Der Chūnin musste feststellen, dass es nicht nur ein eher kleines Zimmer ohne jegliche Möbel war, sondern dass dort auch bereits ein paar Menschen schliefen. Ihm wurde klar, dass er den Raum mit vielen anderen teilen werden müsste. Trotzdem nickte er seiner Schwester dankbar zu und legte sich anschließend in einer Ecke des Zimmers hin.
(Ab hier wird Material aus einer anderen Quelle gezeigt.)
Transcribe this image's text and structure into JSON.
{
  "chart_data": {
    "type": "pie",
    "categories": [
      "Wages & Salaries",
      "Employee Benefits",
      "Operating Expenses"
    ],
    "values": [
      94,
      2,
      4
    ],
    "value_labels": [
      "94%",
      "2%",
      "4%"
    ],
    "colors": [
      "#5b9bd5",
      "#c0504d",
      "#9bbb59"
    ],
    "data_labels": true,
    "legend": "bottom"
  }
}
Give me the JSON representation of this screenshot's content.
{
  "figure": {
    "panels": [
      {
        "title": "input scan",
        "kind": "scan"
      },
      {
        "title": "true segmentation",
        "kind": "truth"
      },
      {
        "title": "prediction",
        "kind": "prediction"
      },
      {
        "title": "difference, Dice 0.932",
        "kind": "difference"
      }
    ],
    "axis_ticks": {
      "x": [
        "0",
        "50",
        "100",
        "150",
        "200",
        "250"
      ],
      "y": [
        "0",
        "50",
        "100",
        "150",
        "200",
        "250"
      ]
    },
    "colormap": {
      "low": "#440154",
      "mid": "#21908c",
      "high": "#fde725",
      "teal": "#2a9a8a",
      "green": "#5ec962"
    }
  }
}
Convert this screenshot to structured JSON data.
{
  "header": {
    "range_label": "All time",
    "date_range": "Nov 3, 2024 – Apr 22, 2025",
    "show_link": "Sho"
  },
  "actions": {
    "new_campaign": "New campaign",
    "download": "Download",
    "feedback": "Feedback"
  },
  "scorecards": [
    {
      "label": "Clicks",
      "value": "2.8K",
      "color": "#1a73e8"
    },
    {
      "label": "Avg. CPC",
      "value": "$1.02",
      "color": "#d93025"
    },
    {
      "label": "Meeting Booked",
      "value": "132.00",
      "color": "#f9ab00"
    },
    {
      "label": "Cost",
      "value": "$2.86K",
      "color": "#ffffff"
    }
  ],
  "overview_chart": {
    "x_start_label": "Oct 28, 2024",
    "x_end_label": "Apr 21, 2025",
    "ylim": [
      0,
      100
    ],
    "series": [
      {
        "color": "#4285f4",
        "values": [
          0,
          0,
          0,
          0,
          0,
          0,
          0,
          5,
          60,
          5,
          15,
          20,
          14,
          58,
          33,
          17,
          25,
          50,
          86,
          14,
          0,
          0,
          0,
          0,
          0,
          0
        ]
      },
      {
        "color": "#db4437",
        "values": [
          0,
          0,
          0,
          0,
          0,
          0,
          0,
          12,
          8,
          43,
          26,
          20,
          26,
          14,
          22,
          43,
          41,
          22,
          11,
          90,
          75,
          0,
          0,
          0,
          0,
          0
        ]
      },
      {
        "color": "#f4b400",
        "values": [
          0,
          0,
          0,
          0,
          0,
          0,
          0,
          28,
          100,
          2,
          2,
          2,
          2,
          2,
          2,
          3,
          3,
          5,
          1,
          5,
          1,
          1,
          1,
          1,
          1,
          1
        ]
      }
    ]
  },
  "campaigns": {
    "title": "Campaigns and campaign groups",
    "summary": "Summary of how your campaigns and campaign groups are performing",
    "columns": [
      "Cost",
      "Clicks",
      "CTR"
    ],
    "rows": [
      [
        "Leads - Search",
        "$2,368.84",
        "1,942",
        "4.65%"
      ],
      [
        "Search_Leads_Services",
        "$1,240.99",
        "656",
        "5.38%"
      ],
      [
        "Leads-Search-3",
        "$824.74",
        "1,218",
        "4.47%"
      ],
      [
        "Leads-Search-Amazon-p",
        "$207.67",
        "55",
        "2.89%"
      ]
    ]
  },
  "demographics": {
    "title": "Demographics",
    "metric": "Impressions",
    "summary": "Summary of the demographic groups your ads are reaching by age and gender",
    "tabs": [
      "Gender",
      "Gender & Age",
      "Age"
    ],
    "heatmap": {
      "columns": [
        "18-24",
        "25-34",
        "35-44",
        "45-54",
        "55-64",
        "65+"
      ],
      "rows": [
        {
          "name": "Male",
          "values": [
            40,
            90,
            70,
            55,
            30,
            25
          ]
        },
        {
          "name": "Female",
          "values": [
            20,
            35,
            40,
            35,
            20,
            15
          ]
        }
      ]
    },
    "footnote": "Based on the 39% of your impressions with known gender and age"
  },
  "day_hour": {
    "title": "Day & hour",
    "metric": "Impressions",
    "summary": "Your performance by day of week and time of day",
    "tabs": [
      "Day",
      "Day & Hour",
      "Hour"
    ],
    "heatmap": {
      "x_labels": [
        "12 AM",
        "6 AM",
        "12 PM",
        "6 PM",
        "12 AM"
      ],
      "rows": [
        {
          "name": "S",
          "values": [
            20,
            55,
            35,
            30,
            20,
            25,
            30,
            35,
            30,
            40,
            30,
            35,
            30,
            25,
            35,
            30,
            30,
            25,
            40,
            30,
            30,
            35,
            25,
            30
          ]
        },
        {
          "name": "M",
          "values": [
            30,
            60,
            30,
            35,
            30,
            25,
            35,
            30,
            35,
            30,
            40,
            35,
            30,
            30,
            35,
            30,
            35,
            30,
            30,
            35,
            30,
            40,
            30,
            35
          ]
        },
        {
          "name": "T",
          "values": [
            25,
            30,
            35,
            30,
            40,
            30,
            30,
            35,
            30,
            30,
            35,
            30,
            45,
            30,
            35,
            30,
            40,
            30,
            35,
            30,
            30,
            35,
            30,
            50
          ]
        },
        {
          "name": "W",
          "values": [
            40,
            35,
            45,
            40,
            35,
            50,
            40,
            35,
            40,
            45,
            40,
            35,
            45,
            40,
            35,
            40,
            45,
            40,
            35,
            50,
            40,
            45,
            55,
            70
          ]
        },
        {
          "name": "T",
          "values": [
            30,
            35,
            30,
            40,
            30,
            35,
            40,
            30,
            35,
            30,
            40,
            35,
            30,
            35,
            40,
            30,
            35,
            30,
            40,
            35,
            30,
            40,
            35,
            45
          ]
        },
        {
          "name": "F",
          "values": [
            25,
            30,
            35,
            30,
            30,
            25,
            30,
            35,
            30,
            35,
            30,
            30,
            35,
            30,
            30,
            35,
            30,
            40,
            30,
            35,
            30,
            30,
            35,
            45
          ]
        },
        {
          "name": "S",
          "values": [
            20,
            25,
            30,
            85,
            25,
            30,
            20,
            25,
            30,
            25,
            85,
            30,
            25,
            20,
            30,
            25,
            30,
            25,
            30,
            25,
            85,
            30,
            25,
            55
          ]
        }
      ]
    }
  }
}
Einige Handbreit von ihm entfernt ließ sich einen Moment später Ryuzaki nieder, bevor auch seine anderen Verwandten ihre Schlafplätze im engen Raum einnahmen. Alle sechs blieben eine Weile lang wach und konnten nicht einschlafen. Sie widmeten ihre Gedanken Izuya. Nach zwei oder drei schlaflosen Stunden wurde Yujiro von der Erschöpfung komplett überwältigt und ihm fielen endlich die Augenlider zu.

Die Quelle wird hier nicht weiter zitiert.